Palladium-Catalyzed Alkoxycarbonylation Reactions of (e)-2 Carbonates

Abstract

Transition metal-catalyzed carbon-carbon bond formation reactions are well-rounded methods to synthetic organic chemistry. One type of these reactions is the alkoxycarbonylation reactions performed in the presence of a transition metal catalyst, an alcohol and carbon monoxide atmosphere. Investigations on palladium-catalyzed alkoxycarbonylation reaction of allylic compounds leading to β,γ-unsaturated esters have been performed. Moreover propargyl derivatives are prominent reactants for palladium-catalyzed alkoxycarbonylation reactions to yield allene esters which proceed through a σ-allenylpalladium intermediate. Palladium-catalyzed alkoxycarbonylation reaction of some enantio-enriched propargylic derivatives that facilitate unique centre-to-axis chirality transfer is still inadequate and essential.

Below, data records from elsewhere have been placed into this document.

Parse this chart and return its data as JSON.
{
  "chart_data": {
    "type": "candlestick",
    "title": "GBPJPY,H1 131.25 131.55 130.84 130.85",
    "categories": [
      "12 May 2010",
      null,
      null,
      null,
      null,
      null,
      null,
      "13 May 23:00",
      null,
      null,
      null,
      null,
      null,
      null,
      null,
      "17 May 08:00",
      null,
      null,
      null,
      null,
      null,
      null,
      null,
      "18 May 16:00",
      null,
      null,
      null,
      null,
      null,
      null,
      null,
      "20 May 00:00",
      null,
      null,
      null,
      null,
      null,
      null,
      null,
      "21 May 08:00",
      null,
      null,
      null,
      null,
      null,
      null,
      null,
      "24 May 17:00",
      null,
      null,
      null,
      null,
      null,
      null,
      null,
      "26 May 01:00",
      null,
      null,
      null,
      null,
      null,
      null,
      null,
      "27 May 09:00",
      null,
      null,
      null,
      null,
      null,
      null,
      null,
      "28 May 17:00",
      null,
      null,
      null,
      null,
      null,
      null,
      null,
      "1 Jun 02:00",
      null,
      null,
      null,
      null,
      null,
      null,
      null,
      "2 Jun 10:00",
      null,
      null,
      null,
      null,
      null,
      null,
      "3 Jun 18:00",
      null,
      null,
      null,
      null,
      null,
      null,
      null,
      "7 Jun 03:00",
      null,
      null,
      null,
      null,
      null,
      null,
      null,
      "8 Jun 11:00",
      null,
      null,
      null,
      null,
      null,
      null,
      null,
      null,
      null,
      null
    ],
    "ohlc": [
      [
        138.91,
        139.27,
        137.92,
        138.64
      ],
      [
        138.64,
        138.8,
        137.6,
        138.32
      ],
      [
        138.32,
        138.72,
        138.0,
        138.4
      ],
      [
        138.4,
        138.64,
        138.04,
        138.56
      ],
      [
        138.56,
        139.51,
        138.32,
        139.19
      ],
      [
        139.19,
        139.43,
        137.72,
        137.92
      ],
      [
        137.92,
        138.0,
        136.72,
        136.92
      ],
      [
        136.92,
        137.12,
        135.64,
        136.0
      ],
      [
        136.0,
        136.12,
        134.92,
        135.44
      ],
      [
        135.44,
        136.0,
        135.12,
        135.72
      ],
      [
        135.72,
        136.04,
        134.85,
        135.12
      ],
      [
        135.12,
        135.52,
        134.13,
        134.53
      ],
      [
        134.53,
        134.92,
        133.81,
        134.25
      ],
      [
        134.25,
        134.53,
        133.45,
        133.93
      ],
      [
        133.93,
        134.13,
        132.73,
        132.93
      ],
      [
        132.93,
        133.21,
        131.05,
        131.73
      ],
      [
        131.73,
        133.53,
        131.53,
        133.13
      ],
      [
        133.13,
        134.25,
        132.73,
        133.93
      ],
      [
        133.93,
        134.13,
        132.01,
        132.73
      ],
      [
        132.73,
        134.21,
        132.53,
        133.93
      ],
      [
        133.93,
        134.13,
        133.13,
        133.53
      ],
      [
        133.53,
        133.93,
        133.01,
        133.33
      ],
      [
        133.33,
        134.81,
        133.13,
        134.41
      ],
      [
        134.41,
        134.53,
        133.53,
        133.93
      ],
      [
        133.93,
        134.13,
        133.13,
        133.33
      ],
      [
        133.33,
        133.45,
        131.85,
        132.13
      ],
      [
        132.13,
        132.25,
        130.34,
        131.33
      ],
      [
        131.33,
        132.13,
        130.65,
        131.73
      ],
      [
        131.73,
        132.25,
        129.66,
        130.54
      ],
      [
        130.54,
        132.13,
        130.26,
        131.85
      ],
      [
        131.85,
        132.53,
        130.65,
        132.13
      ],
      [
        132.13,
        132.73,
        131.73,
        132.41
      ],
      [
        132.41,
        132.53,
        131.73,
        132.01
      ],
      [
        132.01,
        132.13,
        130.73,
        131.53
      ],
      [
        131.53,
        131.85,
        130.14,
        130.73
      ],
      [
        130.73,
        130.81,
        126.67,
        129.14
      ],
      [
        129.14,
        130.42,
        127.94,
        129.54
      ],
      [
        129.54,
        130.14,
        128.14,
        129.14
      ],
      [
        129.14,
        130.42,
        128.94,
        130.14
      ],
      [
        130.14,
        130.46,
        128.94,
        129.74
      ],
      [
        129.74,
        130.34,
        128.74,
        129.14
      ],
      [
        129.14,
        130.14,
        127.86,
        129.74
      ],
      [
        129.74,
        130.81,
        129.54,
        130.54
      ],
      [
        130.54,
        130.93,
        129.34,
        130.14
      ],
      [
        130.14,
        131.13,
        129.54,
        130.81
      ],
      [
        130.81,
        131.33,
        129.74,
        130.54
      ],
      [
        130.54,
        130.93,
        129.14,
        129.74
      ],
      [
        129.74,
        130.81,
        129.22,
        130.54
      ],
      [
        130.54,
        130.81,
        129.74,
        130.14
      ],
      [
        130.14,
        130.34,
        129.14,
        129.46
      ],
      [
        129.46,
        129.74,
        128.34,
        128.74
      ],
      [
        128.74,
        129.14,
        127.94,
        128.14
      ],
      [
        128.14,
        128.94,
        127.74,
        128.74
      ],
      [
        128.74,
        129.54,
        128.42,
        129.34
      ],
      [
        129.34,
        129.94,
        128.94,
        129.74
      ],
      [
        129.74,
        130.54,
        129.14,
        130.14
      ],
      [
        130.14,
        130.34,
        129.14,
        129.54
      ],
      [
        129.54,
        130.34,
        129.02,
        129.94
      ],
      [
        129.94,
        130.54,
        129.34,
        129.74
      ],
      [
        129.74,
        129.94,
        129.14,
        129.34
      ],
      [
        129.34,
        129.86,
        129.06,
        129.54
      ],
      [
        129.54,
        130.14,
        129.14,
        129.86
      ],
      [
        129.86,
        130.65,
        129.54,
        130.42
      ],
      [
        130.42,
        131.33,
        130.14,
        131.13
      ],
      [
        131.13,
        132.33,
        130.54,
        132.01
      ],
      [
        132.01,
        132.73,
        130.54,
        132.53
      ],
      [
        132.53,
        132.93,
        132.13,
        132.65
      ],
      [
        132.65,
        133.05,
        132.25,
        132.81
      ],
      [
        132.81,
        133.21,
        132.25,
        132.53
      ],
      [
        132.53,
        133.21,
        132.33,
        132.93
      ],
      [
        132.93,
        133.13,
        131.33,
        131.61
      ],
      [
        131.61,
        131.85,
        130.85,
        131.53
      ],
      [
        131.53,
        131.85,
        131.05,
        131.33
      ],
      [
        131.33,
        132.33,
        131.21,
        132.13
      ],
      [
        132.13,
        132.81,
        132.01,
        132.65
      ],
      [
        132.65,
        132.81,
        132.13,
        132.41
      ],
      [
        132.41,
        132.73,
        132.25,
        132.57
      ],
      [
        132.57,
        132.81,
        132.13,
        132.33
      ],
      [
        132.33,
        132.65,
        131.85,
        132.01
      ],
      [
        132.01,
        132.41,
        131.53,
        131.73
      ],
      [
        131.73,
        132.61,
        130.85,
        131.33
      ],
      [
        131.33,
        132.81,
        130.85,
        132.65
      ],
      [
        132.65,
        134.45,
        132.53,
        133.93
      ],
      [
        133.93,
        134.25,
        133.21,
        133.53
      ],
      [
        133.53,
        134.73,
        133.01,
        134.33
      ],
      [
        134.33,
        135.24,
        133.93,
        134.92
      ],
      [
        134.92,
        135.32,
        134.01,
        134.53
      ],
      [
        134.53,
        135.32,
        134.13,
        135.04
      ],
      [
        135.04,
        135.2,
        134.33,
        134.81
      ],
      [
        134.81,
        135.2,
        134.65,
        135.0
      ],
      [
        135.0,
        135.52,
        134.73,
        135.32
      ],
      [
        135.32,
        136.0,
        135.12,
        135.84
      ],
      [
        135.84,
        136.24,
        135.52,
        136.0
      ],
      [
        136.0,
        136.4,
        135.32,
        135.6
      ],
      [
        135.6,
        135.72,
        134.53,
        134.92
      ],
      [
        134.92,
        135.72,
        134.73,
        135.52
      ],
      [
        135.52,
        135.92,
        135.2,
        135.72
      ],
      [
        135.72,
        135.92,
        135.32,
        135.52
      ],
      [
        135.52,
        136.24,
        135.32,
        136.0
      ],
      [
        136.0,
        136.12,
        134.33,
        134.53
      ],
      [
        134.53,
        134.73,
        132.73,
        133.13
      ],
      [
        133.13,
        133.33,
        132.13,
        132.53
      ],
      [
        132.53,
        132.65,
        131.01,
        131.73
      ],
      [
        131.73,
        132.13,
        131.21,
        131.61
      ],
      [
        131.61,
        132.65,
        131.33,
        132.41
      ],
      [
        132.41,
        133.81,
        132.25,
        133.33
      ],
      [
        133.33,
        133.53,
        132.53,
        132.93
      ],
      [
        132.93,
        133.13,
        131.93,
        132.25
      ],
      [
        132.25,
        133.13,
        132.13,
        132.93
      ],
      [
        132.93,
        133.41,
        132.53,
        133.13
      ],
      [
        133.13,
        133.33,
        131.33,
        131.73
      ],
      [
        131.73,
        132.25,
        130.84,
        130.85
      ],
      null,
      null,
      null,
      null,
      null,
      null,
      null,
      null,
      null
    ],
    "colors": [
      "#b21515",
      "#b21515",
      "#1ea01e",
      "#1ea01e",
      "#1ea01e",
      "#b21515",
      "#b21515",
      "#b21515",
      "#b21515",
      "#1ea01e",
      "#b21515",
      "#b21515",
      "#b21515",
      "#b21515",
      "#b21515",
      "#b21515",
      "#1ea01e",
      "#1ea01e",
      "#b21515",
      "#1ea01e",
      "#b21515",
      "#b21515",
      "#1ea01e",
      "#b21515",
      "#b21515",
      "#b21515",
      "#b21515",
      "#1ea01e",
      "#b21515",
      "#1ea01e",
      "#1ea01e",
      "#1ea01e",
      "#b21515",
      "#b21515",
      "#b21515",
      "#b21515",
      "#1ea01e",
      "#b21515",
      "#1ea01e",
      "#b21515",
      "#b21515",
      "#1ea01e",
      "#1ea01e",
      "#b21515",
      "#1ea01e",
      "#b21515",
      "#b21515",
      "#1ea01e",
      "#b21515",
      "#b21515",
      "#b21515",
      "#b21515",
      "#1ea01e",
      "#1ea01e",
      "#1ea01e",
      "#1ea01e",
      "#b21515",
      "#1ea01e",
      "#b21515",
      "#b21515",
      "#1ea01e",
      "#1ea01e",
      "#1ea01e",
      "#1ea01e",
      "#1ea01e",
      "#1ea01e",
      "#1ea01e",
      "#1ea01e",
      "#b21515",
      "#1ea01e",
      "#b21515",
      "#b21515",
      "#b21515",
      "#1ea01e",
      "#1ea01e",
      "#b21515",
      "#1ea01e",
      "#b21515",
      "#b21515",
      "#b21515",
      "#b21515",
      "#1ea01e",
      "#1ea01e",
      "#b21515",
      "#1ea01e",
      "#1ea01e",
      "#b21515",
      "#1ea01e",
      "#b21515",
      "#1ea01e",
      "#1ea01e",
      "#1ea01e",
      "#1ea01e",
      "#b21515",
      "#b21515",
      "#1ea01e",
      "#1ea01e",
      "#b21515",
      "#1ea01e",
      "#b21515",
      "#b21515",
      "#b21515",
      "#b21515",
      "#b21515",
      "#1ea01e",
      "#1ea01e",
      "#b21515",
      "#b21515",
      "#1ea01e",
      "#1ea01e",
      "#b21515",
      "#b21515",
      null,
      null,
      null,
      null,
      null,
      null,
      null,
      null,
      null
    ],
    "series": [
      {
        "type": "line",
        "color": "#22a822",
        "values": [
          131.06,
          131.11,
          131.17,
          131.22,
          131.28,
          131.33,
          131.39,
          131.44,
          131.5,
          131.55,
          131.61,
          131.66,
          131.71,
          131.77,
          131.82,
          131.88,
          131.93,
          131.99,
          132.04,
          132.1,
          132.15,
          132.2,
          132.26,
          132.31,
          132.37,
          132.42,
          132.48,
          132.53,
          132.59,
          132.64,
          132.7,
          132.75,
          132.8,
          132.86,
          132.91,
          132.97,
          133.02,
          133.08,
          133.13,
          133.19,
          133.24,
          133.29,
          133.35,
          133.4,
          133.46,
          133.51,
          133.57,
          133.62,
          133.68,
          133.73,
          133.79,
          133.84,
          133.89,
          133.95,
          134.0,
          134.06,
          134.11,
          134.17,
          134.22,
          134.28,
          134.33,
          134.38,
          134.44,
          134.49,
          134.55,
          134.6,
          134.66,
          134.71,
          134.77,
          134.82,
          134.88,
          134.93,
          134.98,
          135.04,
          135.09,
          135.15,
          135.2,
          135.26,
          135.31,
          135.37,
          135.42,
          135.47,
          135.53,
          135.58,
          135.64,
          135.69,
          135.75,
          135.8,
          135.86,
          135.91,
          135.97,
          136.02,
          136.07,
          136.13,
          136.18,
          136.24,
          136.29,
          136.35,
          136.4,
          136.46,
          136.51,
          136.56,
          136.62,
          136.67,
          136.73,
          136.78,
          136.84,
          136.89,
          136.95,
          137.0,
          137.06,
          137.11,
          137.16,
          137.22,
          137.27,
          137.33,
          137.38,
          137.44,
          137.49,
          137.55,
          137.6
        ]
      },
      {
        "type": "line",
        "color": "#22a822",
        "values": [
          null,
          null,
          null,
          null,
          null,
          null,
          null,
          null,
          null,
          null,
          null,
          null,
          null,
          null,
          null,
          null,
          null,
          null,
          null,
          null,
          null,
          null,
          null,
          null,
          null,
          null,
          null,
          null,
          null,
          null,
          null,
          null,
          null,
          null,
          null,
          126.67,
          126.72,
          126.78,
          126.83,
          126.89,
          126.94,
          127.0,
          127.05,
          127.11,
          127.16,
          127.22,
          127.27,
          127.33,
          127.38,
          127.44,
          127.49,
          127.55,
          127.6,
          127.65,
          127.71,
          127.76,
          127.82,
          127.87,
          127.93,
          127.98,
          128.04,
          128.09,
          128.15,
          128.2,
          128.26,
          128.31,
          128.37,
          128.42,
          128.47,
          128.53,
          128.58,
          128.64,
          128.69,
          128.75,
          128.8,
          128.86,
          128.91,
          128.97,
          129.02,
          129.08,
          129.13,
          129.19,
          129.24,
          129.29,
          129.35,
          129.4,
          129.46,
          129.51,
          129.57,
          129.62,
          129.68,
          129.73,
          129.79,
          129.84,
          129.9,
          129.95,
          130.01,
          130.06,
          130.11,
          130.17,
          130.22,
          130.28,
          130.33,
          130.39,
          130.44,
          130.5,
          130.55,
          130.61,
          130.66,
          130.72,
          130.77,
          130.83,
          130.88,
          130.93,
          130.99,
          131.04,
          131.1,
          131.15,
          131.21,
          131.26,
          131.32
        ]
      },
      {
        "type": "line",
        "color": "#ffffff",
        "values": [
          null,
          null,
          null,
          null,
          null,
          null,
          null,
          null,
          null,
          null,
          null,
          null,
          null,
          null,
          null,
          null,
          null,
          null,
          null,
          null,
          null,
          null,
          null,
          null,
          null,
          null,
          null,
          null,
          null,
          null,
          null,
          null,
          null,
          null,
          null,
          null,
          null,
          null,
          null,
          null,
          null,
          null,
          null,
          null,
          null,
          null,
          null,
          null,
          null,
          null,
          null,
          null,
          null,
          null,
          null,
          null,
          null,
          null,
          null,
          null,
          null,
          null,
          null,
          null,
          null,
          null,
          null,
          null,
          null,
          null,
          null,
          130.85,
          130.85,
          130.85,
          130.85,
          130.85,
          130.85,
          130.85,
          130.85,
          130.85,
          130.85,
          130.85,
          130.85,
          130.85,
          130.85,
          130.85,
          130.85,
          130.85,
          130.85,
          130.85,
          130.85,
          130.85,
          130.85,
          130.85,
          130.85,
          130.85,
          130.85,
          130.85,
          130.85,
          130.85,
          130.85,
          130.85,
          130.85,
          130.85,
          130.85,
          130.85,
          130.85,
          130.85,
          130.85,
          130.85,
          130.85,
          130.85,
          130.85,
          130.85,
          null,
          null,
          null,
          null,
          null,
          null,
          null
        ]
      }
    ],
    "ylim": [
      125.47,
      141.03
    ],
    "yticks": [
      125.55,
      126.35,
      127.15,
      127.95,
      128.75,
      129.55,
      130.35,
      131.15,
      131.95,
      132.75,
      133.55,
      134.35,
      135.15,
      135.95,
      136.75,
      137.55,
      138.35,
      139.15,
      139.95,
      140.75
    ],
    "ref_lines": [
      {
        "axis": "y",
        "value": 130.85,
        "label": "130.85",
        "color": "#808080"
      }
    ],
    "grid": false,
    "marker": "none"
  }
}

In this study, the palladium-catalyzed alkoxycarbonylation reaction of E-configured 2,4-enyne carbonates which afforded exclusively ester functionalized (E)-configured vinylallenes through the formation of σ-vinylallenylpalladium species was performed. Moreover the chirality transfer of the proposed method was also surveyed over an enantio-enriched E-enyne carbonate.